My Mother is not fond of snakes. Not phobic, but definitely does not want anything to do with them. I guess she would have preferred a little less interest on my part.

Snakes I have no fear of (when I was a kid I used to chase and eventually catch Garter Snakes by hand, until I discovered their defense mechanism - which was to poo extremely stinky crap on you, if they can’t get a bite into you).

But I can’t pick up a Dock Spider (or Fishing Spider). We have those at the cottage as well - big suckers, mostly harmless.

Never been afraid of snakes and I encounter them on a regular basis when camping, hiking, and hunting. There are plenty of rattlers where I hunt, so you have to be alert to your surroundings.

I can attest to the power of instinct, though. Once when we arrived at our hunting camp, I went over to the electrical box to flip the switch to power the water pump. When I lifted the cover on the box, which was at about eye-level on a pole, I was faced with about a hundred yellow jackets who were quite displeased with my intrusion. I didn’t have time to make any conscious decision to turn and run, because before I knew what was happening I was already 30 feet away and still gaining speed. It was like somebody else with lightning-quick reflexes had taken over my body. A strange feeling.

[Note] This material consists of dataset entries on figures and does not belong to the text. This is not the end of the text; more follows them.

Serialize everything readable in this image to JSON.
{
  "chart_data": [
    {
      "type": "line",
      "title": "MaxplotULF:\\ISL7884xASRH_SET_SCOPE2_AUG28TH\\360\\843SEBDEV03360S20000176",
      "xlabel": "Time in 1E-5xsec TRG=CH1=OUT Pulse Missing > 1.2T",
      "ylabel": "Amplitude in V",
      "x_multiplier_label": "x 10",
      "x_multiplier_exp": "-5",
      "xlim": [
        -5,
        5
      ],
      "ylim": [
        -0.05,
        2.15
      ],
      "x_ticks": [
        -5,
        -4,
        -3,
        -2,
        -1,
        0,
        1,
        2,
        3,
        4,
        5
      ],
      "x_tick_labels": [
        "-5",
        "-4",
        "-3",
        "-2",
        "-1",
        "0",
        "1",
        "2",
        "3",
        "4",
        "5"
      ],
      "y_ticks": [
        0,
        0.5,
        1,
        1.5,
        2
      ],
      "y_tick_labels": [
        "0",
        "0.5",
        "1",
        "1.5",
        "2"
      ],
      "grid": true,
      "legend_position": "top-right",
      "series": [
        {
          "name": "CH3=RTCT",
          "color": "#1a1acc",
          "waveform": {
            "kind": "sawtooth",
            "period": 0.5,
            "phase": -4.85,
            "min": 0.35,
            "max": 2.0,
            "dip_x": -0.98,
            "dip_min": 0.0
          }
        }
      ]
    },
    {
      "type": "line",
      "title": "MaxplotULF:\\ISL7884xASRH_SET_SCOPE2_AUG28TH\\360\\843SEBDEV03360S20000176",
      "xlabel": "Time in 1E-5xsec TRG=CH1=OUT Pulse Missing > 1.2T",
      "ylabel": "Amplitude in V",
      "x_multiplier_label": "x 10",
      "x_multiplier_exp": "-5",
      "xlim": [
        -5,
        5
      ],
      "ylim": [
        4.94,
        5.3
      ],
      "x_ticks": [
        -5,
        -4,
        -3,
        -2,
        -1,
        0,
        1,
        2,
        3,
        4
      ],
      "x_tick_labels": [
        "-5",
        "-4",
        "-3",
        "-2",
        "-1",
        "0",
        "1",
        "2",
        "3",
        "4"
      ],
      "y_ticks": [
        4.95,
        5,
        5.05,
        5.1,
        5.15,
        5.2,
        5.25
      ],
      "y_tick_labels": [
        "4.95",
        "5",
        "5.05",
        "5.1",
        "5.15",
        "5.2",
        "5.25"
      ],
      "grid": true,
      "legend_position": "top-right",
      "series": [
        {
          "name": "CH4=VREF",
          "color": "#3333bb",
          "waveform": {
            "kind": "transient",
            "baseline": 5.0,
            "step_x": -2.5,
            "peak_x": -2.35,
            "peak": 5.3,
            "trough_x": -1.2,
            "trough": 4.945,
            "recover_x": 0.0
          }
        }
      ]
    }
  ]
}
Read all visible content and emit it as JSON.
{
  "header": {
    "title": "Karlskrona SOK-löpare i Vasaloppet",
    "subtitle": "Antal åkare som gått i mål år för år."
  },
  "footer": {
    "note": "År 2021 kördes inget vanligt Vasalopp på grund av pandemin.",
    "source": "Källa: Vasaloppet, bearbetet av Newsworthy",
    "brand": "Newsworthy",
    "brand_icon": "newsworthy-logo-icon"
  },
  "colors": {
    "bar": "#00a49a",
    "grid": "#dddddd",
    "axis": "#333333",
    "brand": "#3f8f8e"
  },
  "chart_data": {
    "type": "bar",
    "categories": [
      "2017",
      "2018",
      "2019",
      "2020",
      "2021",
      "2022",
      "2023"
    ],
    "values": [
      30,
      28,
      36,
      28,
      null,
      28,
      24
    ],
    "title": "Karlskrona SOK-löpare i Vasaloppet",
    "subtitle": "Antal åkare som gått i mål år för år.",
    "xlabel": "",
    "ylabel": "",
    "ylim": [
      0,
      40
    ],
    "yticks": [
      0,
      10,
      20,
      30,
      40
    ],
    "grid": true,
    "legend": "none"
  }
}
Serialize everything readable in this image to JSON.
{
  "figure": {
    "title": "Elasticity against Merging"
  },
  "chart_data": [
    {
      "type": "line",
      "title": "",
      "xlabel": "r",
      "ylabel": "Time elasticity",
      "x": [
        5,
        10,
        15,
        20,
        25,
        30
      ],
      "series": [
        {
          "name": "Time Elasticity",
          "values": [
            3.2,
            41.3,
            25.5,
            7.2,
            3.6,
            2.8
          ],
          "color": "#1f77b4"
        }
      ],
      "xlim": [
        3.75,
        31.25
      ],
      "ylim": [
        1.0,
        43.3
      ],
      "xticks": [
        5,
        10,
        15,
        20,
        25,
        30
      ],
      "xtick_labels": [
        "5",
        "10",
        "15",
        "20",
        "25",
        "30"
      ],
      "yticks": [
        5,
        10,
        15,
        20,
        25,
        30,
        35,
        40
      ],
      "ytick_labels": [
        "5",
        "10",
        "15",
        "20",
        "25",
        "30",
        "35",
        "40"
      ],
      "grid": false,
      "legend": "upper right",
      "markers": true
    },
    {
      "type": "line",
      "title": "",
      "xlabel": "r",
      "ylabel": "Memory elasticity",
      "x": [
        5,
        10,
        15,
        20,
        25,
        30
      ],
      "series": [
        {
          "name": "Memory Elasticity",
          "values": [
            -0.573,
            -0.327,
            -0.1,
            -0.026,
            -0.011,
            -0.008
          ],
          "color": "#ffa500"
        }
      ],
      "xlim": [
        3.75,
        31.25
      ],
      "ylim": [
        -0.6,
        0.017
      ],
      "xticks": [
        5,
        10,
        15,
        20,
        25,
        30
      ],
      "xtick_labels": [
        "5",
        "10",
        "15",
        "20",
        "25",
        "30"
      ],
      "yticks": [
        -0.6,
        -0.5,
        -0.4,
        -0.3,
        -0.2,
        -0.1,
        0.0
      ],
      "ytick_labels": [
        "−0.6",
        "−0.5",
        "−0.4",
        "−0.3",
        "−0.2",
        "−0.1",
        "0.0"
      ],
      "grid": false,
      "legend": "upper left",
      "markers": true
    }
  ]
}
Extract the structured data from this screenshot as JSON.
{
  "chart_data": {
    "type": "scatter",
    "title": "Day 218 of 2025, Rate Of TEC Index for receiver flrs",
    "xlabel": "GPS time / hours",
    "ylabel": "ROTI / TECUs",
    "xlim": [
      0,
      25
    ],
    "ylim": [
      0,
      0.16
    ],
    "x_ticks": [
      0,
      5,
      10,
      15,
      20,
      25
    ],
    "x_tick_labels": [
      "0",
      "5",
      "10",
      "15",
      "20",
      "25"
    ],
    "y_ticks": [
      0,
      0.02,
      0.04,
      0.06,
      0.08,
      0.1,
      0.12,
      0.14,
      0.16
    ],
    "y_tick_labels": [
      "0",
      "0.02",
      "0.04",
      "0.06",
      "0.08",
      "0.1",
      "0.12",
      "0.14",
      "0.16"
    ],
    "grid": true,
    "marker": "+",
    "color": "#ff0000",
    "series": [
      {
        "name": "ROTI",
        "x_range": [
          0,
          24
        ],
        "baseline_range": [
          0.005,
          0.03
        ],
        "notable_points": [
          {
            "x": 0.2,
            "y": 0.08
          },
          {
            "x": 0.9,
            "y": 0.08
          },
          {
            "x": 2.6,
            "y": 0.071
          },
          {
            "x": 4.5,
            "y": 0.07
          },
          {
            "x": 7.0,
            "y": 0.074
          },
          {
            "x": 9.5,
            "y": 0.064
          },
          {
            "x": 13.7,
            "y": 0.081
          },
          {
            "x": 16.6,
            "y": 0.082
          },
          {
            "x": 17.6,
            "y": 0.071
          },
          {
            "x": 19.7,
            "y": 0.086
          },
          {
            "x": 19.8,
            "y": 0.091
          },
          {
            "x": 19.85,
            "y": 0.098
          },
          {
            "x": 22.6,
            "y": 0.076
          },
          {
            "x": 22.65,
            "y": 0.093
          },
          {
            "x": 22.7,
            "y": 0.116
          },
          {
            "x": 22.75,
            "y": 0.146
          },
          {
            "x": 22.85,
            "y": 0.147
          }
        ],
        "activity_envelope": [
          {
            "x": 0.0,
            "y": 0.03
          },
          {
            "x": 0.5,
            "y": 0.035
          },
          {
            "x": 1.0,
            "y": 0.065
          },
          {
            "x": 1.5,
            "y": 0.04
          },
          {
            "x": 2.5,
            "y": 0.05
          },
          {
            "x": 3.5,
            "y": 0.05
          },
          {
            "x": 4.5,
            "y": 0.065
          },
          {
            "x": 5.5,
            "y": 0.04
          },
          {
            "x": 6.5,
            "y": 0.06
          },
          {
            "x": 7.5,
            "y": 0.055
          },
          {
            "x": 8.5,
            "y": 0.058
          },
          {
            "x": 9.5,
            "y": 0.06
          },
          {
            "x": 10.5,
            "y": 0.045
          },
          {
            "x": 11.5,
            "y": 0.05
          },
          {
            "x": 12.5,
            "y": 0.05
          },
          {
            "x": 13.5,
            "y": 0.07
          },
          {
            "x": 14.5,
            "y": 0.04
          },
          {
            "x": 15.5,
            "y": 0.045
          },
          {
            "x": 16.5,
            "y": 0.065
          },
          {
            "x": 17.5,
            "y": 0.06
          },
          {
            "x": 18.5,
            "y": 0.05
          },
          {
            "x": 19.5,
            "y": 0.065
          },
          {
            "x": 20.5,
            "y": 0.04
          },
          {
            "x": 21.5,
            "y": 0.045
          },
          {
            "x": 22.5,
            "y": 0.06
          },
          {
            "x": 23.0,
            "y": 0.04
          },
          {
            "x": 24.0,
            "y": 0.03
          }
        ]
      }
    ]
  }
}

I have milk snakes living in the foundation of my house and in the spring, I’ll open the bulkhead to get to the cellar and will often find them stretched out in the warmth under the hot metal doors. I usually give a bit of a jump when I first notice them – then I go get the camera.

Last spring, I was weeding the perennial garden near the foundation and actually grabbed a large milk snake that had curled up in a ball in the grass. We were both pretty startled and he slithered off in a tiff.

They’re good neighbors – keep the crickets and (hopefully the mice) down to a reasonable number.

I have a terrible, TERRIBLE snake phobia – so bad I generally can’t look at pictures. But I don’t want to kill them. Just…make them go away. Toss 'em in the woods, run screaming, etc. But unless they’re actually harming someone, don’t kill them.

(And my parents aren’t generally afraid of snakes. My grandmother was, but she didn’t freak out. So…it had nothing to do with picking up on someone’s behavior)

What’s the big deal with the spider? It’s not scaly and slithery. Spiders are cool. Snakes on the other hand…Personally, I blame Conan Doyle for my phobia. Either that or it’s a Freudian thing.

Count me in with those who missed the primal snake-fearing gene. I mean, I know intellectually not to fuck with them, but when I see one my gut reaction is “Cool!”*

*OK, that’s assuming that the snake is just hanging out at a safe distance. If I saw something like a king cobra standing up with its hood flared out, hissing and actively threatening me, then I might be just a little scared. Of course that’s never happened.